Seaward Enterprises Association of Newfoundland and Labrador (SEA-NL) says while federal officials maintain Ottawa has changed its tune regarding the negative impact of seals on East Coast fish stocks, there is still no plan to address the problem.
“A change in tone remains just talk without a plan to back it up,” says Ryan Cleary, SEA-NL’s Executive Director. “Until Ottawa produces a game plan with clear objectives and timelines to deal with the rising seal population, events like this week’s Seal Summit in St. John’s must be seen as window-dressing.”
A two-day seal summit wrapped up Wednesday in St. John’s with an open call by federal Fisheries and Oceans Minister Joyce Murray for proposals to study seals in the marine ecosystem.
Murray first announced the summit this past May following the release of an independent report that recommended a forum to overcome gaps in seal science for commercial fisheries, and to improve the use of seal data gathered by the inshore fleet.
The seal science presented at the summit was alarming, and clearly incomplete.
Of the six species of seal in Atlantic Canadian waters, DFO only has recent population estimates for two — harp and grey seals.
The number of harps in the northwest Atlantic was pegged at 7.6 million in 2019 (up from 5.5 million in 2001), with indications the herd is increasing due to an exploding pregnancy rate.
The grey seal population off the East Coast in the Gulf of St. Lawrence and off southern Newfoundland numbered 366,400 in 2021, a huge jump from 15,000 in the 1960s.
The last survey of hooded seals in 2006 put the number of animals at 593,500, although the species is considered “data-poor.” DFO science also considers itself data-poor for bearded, harbour, and ringed seals.

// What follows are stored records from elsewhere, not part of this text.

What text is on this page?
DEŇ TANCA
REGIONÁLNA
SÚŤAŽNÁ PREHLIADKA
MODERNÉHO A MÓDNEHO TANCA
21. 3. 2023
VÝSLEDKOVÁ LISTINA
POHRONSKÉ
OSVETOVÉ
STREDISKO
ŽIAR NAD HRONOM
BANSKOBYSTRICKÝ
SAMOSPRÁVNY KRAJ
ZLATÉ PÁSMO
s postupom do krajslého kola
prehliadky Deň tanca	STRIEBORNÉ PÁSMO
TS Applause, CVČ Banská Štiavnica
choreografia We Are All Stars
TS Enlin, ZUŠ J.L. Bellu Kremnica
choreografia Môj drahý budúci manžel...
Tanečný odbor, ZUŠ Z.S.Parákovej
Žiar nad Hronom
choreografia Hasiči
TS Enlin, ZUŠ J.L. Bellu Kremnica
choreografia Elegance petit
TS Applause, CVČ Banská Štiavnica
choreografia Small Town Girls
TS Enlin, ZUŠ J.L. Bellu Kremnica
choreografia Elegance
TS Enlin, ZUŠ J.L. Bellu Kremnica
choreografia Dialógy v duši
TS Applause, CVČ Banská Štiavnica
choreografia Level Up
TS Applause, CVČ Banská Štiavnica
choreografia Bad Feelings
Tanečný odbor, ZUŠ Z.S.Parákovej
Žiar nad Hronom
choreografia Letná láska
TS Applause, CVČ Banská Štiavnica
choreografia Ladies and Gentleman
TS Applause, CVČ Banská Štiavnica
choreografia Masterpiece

DFO says there appear to be new "colonies" of grey seals — which are threatening groundfish stocks such as cod in the Gulf of St. Lawrence— as well as “river seals” or animals that take up year-round residence in some rivers
“The irony wasn’t lost on anyone at the summit that seals are a DFO success story in terms of fisheries management at the same time that roughly nine million of them are eating the East Coast fishery out of salt-box house and home,” said Cleary.
DFO’s leading seal scientist, Dr. Garry Stenson, said as late as last year the seal population is not a major factor in declining fish stocks.
However, the department provided information this week that stated seals at current population levels are impacting the recovery of groundfish and pelagic stocks, despite the fact there’s been no fundamental change in seal science.
“Contradictory statements like these leave little wonder people are skeptical of DFO and its seal science,” said Cleary.